Like me, Shaya had been born in Poland in 1903, so he was 17 years older than me. I do not know anything about his parents except that his father's name was Itsik.

His entire family was dead. Shaya was a very educated man and before the war he had worked as the rector of the Higher Communist Political University in Leningrad. He was very respected and all his friends loved him very much.

His wife was arrested in Leningrad as a Polish spy, and soon after, in 1933, he too was arrested as an accomplice. Shaya was sentenced to death, but the death penalty was commuted to 10 years of imprisonment.
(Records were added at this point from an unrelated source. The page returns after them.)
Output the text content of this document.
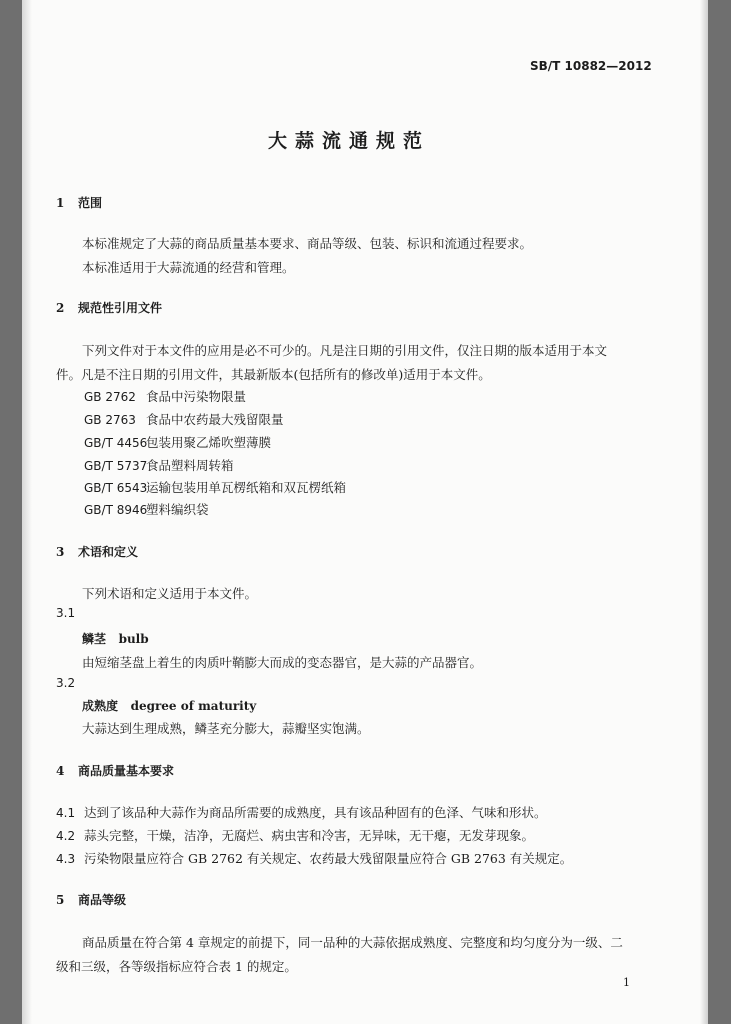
SB/T 10882—2012
大蒜流通规范
1 范围
本标准规定了大蒜的商品质量基本要求、商品等级、包装、标识和流通过程要求。
本标准适用于大蒜流通的经营和管理。
2 规范性引用文件
下列文件对于本文件的应用是必不可少的。凡是注日期的引用文件，仅注日期的版本适用于本文
件。凡是不注日期的引用文件，其最新版本(包括所有的修改单)适用于本文件。
GB 2762 食品中污染物限量
GB 2763 食品中农药最大残留限量
GB/T 4456包装用聚乙烯吹塑薄膜
GB/T 5737食品塑料周转箱
GB/T 6543运输包装用单瓦楞纸箱和双瓦楞纸箱
GB/T 8946塑料编织袋
3 术语和定义
下列术语和定义适用于本文件。
3.1
鳞茎 bulb
由短缩茎盘上着生的肉质叶鞘膨大而成的变态器官，是大蒜的产品器官。
3.2
成熟度 degree of maturity
大蒜达到生理成熟，鳞茎充分膨大，蒜瓣坚实饱满。
4 商品质量基本要求
4.1 达到了该品种大蒜作为商品所需要的成熟度，具有该品种固有的色泽、气味和形状。
4.2 蒜头完整，干燥，洁净，无腐烂、病虫害和冷害，无异味，无干瘪，无发芽现象。
4.3 污染物限量应符合 GB 2762 有关规定、农药最大残留限量应符合 GB 2763 有关规定。
5 商品等级
商品质量在符合第 4 章规定的前提下，同一品种的大蒜依据成熟度、完整度和均匀度分为一级、二
级和三级，各等级指标应符合表 1 的规定。
1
His daughter, Bella, survived and was brought up in a boarding school. She now lives in Kemerovo. Later, when Shaya was in a prison camp in Sverdlovsk, they gave him five more years.

He was an ardent, well-known, and respected communist. In total, he was convicted to 15 years.

During his imprisonment, Shaya had lost all his hair. I liked him bald all the same. He was a good man and a good friend and he later became my husband.

At first we lived in my rented room, but after awhile we began to build our own house. Shaya was rehabilitated by then. I was invited to teach secondary school children about cutting and sewing and I closed the shop.

In 1961 I too was rehabilitated. My husband again plunged into party work and became the rector of the Public University in Leningrad. I worked at home and raised our son. We sold our house in Maklakovo and purchased furniture.

Everything was good until Shaya fell ill in 1965 from throat cancer. When he began complaining of pain, we started to visit doctors, but for a long time he was treated improperly.

He spent a whole year in the hospital. He communicated with me in writing because he could not speak. Shaya died in 1968.
Victor was 10 years old.

The death of my husband upset me terribly. Once, on Nevsky Avenue, I fainted and got a concussion in the fall. I was in critical condition in the hospital for a full month, but I recovered.

The teacher, who picked up my son, brought him to her house, and took care of him for the entire month.